General Dalgoran held up a hand and a respectful silence descended. Here was a man who had genuinely saved the country and was respected by the people and kings under which he had served. Here was a man who was the epitome of strength, honour and courage to the civilians and military minds of Vagandrak. General Dalgoran was indeed a hero.

“I know many of you knew my late wife, the Lady Farsala,” he said, voice soft but still carrying, even over the crackling of the large, roaring fires. “And I know that you all know of our incredible, long-enduring love. She was the light of my life, my best friend, my lover, my soul mate. I met her when I was training at the King’s Barracks outside Vagan and me and a few lads disguised ourselves and snuck out to sample that fine city’s finest taverns. She was a serving girl, and we gave her a hard time – right up to the point she slapped my stupid useless face. I fell in love with her the instant she hit me, for what a heart that woman had! It took me another year to woo her, but woo her I did. And now I stand here, a proud father, grandfather and soon to be
great
grandfather. Where the years went, I will truly never know. They flowed away downriver, like fine wine down General Jagged’s throat! But I have so many wonderful memories; so many precious moments of time. When Lady Farsala lay dying she made me promise her one thing – that we’d had such an incredible time together, I would not cry at the end. When her last breath rattled free I cried – I could not contain myself. And it was the only time I ever broke a promise to her; my beloved. I told her I would follow her soon, for I know she awaits me beyond the Gilded Halls. It was my greatest dream that Farsala would be here to see my seventieth birthday celebrations; she made me promise to go ahead, even without her. And so, here I am and here we are.

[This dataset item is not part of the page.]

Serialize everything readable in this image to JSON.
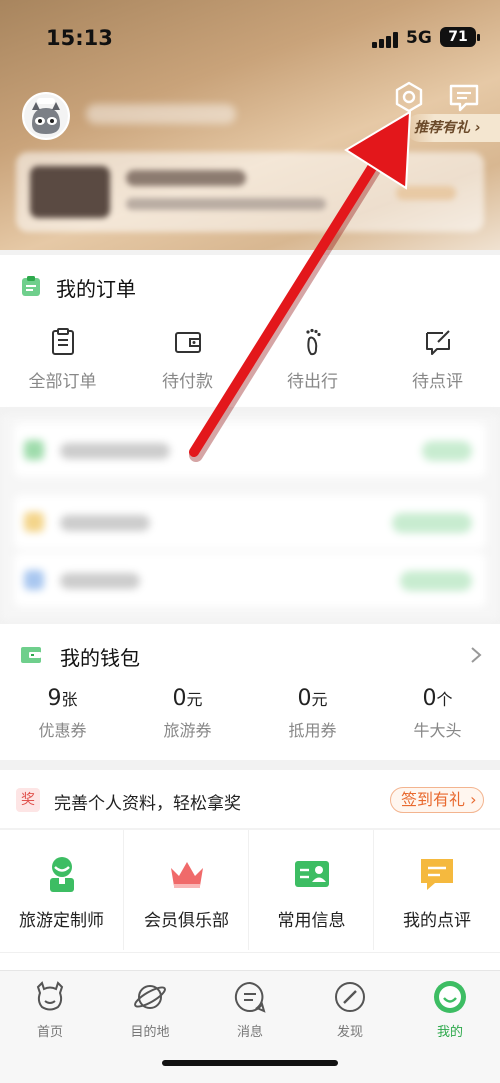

“When she… passed away, for a long time the light went out in the world. Food lost its flavour, wine lost its taste, colour was bleached from everything I saw.” He stared around the room, meeting eyes, and took a sip from his goblet of port. As he met gazes, many gave him nods and small smiles. He pursed his lips. “In one way, I feel privileged to reach the age of seventy, especially having served in some dodgy campaigns with that old goat Jagged; in fact, quite frankly, having worked with the man I’m quite astounded I reached the age of thirty, never mind seventy!”

“You look nearer eighty!” shouted Jagged, from the back. There came a ripple of laughter, especially from Vornek, who turned nearly purple with mirth.

“Maybe in age, my friend, but alas, you’ve put eighty pounds on your belly feasting on Mrs Melkett’s fine pig pies down Baker’s Alley!”

More laughter.

“However, in all seriousness, it is an honour to reach seventy; and yet with great sadness I outlived my love. I only wish she could have been here to share the celebration. So, with love, and a lifetime of fabulous memories, I stand here and ask you to please charge your glasses and take a moment to remember my fabulous wife, whom I loved more than life… Farsala.” The gathered crowd raised their glasses and repeated her name, and there came a period of respectful silence.

General Jagged threaded his way to the front, and embraced his old comrade and they shared a minute of warmth. Theirs was the greatest of friendships, despite regular cantankerous banter; theirs was a friendship to kill for. A friendship to die for. Jagged pulled away and grinned at his old friend.

“You could have just shook my hand,” said Dalgoran.

“You always were an unaffectionate bastard.”

“Go on, go find me a drink.”

“What am I, your serving wench?”

“You always were, Jagged. Always were.”

“Ha!”

 

It was late. The barrels and bottles had been emptied, platters of food devoured, there had been much dancing to upbeat fast tempo music, then slow dances to sultry folk ballads by a master on a lyre. As the fires started to burn low, so they were stacked high again with chunks of axe-cut pine and ash; and more drink brought from the cellars. It was going to be a lengthy night.